The five exercises were performed from birth to three weeks. These influenced puppy development in five ways: improved cardiovascular performance, stronger heartbeats, stronger adrenal glands, more tolerance to stress and improved immune function. They were reportedly more active and more exploratory at an earlier age. They coped better with challenge and they did so in what one researcher called a ‘graded’ manner, rather than ‘all or nothing’. I take that to mean early impulse control, that they’re learning the shades of behaviour.
Some puppy packages such as Jane Messineo Lindquist’s Puppy Culture programme make the most of this pre-movement time to build up tactile and olfactory skills.
Early development
By supporting mum in her role by facilitating care and in supporting puppies themselves, we have opportunities to build up skills that have long term benefits. Early development gives us a small space to make a difference. This is particularly true for vulnerable puppies or dogs that will need to be extremely robust. These methods are ones used in programmes for working dogs and assistance dogs. Tthere’s no reason we shouldn’t also use them with puppies born in less auspicious circumstances.
This has particular relevance for puppies born in shelters or in foster care.
It’s also perhaps another reason why we should think to move away from commercial breeding establishments and back to hobby breeding in homes. At their worst, commercial establishments are litle more than puppy farms. Even at best, they do not allow for human support. They also make it difficult for mothers to gradually move from puppies by any other means than aggression.
Although some governments prefer commercial breeding as somehow easier to regulate for hygiene, this cannot make up for the damage done, especially if little care goes into the selection of parents or providing optimal levels of prenatal challenge and support. Yes, hobby breeders can be harder to regulate for financial and hygiene reasons, but often a good hobby breeder is there to support mum as well as the puppies. At their best, they are more able to pay attention to temperament and gestational stress too.
Shelters can also have a lot to learn from great puppy support.
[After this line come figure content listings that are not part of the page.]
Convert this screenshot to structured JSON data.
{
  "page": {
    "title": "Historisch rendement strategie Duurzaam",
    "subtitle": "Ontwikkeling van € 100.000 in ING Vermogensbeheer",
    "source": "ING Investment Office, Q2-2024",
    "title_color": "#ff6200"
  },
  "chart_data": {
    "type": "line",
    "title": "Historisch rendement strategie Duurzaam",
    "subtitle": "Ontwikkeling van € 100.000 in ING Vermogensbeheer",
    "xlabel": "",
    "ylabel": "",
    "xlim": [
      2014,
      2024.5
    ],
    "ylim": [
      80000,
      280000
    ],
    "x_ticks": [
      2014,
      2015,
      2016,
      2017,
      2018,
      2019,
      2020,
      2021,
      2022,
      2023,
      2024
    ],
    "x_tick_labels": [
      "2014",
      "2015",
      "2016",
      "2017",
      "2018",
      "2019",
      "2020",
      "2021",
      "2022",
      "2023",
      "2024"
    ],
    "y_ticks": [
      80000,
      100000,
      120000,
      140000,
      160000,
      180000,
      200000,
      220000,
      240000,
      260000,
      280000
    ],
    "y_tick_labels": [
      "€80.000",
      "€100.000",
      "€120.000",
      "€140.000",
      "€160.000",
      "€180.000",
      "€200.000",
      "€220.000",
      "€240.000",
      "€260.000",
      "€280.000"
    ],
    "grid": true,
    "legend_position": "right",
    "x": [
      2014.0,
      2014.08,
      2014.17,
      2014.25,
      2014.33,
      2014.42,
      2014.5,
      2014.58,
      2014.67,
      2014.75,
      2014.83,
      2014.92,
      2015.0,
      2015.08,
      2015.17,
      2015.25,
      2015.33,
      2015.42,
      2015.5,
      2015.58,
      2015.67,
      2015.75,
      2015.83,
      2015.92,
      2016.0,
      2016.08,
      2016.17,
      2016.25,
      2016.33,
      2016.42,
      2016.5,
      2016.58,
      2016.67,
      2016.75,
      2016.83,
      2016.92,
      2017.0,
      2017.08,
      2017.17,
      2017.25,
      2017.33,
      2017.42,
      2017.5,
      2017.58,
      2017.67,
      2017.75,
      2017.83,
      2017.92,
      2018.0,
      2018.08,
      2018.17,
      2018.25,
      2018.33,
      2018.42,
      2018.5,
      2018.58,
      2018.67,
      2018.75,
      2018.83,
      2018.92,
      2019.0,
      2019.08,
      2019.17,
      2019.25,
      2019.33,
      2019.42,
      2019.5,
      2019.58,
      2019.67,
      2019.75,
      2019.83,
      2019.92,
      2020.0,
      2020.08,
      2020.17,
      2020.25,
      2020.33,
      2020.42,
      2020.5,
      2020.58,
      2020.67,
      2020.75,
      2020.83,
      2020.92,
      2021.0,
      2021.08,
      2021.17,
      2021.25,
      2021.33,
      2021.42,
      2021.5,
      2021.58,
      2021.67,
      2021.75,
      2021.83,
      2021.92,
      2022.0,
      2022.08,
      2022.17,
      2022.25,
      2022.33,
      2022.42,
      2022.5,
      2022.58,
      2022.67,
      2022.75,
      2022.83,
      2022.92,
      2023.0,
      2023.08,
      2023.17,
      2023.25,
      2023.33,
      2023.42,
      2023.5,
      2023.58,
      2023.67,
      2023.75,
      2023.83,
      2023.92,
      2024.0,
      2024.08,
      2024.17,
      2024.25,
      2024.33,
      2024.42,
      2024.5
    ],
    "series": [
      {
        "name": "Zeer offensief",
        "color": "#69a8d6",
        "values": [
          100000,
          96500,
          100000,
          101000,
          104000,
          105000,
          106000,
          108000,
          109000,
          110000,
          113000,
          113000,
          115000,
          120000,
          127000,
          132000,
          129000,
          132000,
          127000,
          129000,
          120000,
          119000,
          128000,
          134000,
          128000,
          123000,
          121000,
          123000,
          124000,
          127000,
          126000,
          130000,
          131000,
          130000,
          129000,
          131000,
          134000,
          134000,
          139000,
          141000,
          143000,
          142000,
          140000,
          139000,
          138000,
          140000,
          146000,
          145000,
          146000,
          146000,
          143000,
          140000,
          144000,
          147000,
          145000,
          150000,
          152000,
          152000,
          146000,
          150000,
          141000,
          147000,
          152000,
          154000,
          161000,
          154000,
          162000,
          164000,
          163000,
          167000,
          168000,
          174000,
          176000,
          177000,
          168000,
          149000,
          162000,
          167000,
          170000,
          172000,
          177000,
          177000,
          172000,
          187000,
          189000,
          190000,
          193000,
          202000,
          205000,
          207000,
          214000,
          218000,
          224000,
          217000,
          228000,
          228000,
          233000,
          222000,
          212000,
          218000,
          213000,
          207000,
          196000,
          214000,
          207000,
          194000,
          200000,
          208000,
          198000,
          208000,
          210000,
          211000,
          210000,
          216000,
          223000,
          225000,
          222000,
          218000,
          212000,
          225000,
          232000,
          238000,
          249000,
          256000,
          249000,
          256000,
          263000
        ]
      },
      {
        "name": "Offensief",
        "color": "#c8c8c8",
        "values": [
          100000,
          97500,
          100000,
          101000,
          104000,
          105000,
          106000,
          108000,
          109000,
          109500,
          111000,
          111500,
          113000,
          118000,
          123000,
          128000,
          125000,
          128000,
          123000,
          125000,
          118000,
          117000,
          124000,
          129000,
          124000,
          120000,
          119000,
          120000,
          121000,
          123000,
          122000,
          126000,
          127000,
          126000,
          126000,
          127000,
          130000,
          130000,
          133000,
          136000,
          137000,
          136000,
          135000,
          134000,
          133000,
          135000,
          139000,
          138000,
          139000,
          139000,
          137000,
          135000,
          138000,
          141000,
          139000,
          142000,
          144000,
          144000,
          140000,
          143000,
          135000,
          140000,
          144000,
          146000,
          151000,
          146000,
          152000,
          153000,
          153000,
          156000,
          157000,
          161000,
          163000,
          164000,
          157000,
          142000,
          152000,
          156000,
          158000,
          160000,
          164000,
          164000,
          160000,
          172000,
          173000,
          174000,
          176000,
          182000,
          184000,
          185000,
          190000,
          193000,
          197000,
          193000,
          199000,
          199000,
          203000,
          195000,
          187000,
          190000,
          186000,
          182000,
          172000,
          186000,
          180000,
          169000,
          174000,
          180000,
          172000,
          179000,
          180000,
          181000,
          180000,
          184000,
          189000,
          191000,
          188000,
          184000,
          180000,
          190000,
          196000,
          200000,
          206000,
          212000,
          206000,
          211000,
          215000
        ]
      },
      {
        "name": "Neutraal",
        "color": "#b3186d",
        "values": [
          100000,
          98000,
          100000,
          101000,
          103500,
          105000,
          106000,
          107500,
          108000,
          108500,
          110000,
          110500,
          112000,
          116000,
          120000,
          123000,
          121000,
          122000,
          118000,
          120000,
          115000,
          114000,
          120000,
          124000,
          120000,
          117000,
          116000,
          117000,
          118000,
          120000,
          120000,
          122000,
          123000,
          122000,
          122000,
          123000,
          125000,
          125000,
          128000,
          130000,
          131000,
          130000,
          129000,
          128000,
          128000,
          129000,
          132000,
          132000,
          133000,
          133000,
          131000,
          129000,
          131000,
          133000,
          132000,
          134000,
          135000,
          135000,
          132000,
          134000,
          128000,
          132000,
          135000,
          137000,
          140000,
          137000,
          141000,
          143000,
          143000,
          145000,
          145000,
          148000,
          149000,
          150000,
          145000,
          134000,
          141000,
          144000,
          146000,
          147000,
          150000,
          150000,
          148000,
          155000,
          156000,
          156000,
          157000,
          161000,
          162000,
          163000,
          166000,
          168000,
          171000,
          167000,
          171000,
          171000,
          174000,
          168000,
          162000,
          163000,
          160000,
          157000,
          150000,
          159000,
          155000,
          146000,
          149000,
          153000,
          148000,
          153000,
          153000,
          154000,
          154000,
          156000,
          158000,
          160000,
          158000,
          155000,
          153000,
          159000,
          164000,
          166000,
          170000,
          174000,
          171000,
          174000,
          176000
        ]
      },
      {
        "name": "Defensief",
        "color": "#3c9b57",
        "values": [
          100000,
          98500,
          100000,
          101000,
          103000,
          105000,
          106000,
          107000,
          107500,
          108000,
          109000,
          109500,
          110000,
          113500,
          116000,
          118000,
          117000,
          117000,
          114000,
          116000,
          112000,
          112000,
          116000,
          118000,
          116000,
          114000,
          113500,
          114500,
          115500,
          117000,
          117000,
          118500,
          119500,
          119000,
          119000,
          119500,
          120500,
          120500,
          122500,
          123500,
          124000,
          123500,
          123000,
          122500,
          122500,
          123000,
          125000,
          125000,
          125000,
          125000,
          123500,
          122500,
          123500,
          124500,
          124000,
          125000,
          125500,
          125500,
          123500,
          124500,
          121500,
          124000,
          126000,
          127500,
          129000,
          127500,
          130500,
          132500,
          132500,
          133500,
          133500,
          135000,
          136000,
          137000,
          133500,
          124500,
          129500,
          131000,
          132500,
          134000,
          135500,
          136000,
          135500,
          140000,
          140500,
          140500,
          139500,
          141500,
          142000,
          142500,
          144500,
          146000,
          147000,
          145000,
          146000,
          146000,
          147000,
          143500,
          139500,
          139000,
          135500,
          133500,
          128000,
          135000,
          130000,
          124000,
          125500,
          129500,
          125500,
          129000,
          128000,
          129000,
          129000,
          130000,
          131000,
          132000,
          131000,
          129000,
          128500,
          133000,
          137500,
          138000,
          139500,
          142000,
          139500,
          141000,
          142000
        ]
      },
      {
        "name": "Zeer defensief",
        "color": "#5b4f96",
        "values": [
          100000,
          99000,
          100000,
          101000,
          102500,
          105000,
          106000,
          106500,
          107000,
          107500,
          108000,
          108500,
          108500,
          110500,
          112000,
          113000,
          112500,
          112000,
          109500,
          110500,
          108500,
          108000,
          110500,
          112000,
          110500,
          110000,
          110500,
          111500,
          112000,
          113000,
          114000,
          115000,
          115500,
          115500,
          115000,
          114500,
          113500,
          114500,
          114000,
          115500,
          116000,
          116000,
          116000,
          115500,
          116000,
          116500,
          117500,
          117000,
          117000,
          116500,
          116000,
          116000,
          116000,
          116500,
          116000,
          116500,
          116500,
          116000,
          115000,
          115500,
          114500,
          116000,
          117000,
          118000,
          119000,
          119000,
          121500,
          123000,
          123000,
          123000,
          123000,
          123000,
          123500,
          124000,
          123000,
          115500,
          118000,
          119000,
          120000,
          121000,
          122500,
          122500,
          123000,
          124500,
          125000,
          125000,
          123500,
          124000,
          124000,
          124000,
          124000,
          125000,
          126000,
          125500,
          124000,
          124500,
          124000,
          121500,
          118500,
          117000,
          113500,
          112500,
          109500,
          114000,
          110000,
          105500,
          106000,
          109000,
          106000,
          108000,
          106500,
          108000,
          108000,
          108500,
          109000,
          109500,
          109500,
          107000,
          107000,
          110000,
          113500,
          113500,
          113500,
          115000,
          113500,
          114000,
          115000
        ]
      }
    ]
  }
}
It’s no longer enough to say a warm home is enough.
Does this mean puppies are damaged without mum?
Having spent so long in the shelter world, it’s hard to say. My own motherless boy Heston was no more or less robust emotionally than any other dog I know. For a shepherd, he was pretty good in his skin and I certainly didn’t notice any strange behaviours.
That said, he had great canine Aunties in Molly and Tilly, so it’s hard to know how much they were able to restore.
He may have had emotionally robust parents (I suspect a Lady & the Tramp scenario myself) and his postnatal care was good. The litter was split up and that may have been a good thing or not.
Just as we should never blame one missing piece like socialisation for our dog’s sensitivity and challenges, so we can’t really say that this one single area is responsible either. In reality, the combination of factors is what makes a puppy into a robust adult. Missing two or three will no doubt have a deleterious effect. That’s why, if we’re involved in puppy care, we should pay equal attention to this vital period of development.